With a mission to advance a deep, scientific understanding of nature that promotes informed stewardship of the Earth, the Rocky Mountain Biological Laboratory (RMBL) provides scientists and students access to diverse habitats, as well as research and education infrastructure as they study the ecology of mountain environments.
Mooney is the coordinator of undergraduate research at RMBL. There, in addition to organizational work, she reviews students' work and sets up discussions, special events and workshops to supplement student learning.
At this remote, high-altitude field station, located near Crested Butte, Colo., for 10 weeks students focus on research methods through an intensive program that provides an introduction to field research in ecology and wildlife science.
"This is a pretty competitive program," Mooney said. "This year, about 180 students applied and only 38 were accepted. There are a very limited number of slots available, so the program recruits high-achieving students who are interested in ecology and field research."
Each MCLA student was paired with a faculty mentor who guided them through an independent project. Andrew Martin '14 of Glendale, Mass. (pictured above), focused his study on field biology.
Martin was paired with Dr. Alison Brody, an ecologist and professor at University of Vermont. He worked with a native wildflower, leafy jacob's ladder - or Polemonium foliosissimum - to determine why some flowers' characteristics included both pollen and seedmaking, while others were females that lost their "anthers," the part which holds the pollen.

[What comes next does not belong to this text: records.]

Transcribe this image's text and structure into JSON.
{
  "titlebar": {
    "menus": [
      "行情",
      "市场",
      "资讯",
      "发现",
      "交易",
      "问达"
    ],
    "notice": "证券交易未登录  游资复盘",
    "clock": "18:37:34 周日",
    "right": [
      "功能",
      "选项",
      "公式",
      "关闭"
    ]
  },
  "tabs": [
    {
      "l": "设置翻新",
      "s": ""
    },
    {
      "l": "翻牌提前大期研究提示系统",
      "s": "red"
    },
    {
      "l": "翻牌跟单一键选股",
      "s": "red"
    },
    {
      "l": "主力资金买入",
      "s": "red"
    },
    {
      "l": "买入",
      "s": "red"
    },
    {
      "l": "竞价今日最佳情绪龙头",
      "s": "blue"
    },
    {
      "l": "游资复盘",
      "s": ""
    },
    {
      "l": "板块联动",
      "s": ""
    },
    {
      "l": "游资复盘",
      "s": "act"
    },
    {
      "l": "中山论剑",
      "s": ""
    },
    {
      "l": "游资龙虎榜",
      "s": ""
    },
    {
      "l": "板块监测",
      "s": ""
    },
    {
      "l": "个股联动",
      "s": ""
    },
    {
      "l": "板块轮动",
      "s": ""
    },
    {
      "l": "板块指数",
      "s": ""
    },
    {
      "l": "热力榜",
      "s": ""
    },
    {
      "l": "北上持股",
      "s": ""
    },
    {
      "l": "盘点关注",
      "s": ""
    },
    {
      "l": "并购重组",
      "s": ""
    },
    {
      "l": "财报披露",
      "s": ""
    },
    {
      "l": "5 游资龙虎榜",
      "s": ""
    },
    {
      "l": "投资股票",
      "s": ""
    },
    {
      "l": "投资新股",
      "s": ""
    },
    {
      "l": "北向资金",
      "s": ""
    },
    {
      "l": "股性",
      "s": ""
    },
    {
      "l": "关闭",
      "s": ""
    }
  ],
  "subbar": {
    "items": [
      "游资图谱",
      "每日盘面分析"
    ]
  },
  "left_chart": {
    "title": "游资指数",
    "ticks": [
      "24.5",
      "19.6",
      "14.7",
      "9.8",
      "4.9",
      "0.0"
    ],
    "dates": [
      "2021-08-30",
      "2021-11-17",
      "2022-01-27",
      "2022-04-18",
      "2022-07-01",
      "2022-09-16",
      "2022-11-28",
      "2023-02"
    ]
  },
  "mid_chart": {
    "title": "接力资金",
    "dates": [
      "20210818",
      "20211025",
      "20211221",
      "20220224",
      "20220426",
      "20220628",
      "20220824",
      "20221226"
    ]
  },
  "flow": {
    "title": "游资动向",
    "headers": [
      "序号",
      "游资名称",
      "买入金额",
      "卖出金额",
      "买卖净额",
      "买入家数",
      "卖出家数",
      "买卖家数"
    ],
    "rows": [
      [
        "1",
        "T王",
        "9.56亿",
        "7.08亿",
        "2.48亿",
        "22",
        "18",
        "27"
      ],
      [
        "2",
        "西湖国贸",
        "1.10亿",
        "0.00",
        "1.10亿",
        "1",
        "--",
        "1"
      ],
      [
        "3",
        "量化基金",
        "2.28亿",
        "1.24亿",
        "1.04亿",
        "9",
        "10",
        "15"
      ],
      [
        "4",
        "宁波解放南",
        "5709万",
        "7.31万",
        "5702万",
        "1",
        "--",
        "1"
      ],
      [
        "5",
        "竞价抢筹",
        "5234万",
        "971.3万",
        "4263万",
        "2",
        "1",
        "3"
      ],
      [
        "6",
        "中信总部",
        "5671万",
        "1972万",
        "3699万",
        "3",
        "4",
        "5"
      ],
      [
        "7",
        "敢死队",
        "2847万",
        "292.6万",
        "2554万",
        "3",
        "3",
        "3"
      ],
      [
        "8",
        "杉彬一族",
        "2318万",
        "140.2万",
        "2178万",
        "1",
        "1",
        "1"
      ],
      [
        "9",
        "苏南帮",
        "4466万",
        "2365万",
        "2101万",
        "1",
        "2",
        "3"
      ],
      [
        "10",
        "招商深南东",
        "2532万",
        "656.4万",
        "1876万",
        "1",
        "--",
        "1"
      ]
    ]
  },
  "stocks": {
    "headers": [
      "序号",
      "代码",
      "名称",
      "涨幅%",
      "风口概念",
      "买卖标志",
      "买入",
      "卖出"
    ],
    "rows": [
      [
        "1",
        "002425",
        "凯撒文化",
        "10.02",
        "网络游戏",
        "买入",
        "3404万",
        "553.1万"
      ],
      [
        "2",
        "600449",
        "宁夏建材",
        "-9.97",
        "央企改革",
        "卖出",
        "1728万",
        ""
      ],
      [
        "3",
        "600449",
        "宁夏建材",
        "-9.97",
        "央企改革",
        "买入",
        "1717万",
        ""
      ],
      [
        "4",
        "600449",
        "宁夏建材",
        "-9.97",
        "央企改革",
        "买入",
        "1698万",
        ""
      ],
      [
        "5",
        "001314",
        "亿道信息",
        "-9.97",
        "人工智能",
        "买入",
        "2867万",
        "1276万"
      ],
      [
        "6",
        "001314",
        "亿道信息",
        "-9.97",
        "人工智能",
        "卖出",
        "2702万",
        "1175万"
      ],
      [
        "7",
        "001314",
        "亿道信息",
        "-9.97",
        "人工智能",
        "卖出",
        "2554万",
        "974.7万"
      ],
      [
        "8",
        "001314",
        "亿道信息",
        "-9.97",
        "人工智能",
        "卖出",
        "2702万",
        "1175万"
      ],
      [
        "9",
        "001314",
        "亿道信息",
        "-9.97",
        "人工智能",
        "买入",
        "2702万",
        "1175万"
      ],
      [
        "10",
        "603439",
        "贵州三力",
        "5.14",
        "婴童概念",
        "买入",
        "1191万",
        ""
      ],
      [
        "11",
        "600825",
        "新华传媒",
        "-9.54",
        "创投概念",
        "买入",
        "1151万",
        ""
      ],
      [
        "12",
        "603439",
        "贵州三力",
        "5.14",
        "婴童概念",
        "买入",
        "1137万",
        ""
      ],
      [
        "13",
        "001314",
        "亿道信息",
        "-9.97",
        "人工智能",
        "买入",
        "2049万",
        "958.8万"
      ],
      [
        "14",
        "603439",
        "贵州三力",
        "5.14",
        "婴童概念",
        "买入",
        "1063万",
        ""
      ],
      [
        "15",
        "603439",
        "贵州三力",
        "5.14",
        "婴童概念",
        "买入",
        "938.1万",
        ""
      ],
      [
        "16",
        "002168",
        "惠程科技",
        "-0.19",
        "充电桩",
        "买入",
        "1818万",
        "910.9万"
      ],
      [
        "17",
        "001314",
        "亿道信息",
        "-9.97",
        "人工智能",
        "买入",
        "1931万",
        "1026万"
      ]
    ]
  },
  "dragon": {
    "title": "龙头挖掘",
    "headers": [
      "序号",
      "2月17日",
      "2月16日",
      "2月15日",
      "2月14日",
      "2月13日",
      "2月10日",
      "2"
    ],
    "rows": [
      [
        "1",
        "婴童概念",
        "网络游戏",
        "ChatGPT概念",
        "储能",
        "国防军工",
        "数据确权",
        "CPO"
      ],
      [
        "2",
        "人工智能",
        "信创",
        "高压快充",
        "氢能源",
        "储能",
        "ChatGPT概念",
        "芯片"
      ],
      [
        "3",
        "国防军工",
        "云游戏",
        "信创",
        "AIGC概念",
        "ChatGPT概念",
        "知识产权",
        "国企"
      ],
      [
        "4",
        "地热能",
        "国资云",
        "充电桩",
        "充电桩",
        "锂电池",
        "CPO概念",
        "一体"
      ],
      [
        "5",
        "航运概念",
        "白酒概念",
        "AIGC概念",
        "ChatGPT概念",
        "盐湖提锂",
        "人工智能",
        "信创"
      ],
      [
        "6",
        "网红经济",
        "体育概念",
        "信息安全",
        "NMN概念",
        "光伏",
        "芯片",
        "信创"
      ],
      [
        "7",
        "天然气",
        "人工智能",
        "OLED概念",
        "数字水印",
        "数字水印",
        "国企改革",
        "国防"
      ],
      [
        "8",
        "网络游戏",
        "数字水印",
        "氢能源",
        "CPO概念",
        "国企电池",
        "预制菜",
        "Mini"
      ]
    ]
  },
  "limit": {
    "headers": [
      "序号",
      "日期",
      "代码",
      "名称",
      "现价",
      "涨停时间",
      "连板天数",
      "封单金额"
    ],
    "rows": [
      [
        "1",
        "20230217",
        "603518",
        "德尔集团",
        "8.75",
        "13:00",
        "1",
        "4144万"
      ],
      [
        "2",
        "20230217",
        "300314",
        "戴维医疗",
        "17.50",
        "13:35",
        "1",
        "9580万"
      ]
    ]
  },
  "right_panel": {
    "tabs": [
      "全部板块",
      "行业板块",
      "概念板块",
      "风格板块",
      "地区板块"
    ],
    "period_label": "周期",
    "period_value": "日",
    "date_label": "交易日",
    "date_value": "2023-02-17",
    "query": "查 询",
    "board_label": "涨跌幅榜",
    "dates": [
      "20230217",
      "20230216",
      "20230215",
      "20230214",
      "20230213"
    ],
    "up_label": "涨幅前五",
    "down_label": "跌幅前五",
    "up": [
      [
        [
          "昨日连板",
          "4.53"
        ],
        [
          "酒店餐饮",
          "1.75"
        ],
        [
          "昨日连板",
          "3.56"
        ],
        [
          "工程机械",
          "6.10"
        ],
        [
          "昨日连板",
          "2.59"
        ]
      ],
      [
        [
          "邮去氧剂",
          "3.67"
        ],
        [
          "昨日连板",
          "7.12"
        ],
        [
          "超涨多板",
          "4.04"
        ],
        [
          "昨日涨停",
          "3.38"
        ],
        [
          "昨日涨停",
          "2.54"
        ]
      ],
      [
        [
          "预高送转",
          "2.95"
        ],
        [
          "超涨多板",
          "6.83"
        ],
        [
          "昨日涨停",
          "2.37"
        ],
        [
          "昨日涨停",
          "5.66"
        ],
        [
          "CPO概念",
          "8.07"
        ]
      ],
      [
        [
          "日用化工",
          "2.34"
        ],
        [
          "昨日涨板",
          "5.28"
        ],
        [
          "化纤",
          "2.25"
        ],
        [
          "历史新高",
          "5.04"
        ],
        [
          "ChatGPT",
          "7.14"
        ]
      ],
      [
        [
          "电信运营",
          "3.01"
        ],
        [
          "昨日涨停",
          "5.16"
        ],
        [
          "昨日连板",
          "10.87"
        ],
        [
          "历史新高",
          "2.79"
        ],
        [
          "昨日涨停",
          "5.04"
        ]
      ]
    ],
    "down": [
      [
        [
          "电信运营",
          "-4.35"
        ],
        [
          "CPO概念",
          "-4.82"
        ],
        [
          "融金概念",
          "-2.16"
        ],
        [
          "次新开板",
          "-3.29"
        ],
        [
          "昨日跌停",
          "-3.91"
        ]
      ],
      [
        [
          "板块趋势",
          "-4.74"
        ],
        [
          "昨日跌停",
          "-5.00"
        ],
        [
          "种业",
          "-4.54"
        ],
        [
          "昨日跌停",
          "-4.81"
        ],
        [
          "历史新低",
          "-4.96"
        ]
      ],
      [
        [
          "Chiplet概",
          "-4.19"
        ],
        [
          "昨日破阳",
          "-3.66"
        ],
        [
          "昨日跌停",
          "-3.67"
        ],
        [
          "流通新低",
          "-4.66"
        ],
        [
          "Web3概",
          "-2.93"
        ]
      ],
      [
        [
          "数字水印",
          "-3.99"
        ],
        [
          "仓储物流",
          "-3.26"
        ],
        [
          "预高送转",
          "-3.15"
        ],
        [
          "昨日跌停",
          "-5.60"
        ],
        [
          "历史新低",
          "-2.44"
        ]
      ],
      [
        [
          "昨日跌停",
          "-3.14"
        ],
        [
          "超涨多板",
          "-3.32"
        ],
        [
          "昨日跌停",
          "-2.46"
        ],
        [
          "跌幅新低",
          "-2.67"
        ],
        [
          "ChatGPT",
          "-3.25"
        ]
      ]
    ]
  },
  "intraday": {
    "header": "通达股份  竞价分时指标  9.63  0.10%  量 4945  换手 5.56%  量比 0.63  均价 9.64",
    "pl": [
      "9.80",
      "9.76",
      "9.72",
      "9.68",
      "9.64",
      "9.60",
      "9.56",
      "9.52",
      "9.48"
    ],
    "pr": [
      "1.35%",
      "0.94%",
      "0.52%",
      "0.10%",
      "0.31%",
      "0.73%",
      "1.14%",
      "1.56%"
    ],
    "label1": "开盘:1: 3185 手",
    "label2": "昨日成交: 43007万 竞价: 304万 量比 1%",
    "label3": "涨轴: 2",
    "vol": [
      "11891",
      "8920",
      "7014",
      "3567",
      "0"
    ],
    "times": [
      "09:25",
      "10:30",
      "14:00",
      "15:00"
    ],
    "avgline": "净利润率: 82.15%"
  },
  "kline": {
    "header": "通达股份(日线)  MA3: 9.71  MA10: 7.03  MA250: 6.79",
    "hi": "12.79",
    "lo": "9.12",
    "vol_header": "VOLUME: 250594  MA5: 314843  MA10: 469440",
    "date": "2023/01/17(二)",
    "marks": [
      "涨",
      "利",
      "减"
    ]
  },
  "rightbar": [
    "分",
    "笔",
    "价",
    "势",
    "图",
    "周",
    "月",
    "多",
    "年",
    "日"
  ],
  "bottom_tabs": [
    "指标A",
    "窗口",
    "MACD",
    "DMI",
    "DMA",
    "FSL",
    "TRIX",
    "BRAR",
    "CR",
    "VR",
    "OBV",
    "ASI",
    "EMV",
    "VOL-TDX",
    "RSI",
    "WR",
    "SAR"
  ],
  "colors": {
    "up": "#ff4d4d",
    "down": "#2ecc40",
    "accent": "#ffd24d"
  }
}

His research centered on discovering why this happens, and if it has any effect on pollinators - flies and bumblebees.
"This type of authentic research experience will set the students apart from other grad school applicants," Mooney said. "They gain tangible skills with scientific communication, experimental design and time management."
"I found it inspiring. It gave me a chance to do real science," Martin said. "I didn't know anything about ecology going into RMBL."
However, through the research and experience he realized that ecology "is not quite the field for me." Instead, Martin will maintain his focus on microbiology.
"I hope to study something involving Trypanosoma brucei (African Sleeping Sickness) or Trypanosoma cruzi (Chagas disease). I am really interested in the controlling of the vectors - the bugs that bite you and transmit the disease - to prevent infection," he explained.
"Ideally, I would like to be a professor at a small, public liberal arts college like MCLA, since I felt I got a better education here then I would have at Skidmore, or Drew-both of which were choices, along with MCLA- but cost a lot more money," Martin said.
In addition, "I never would have met such influential professors that really care about what you do."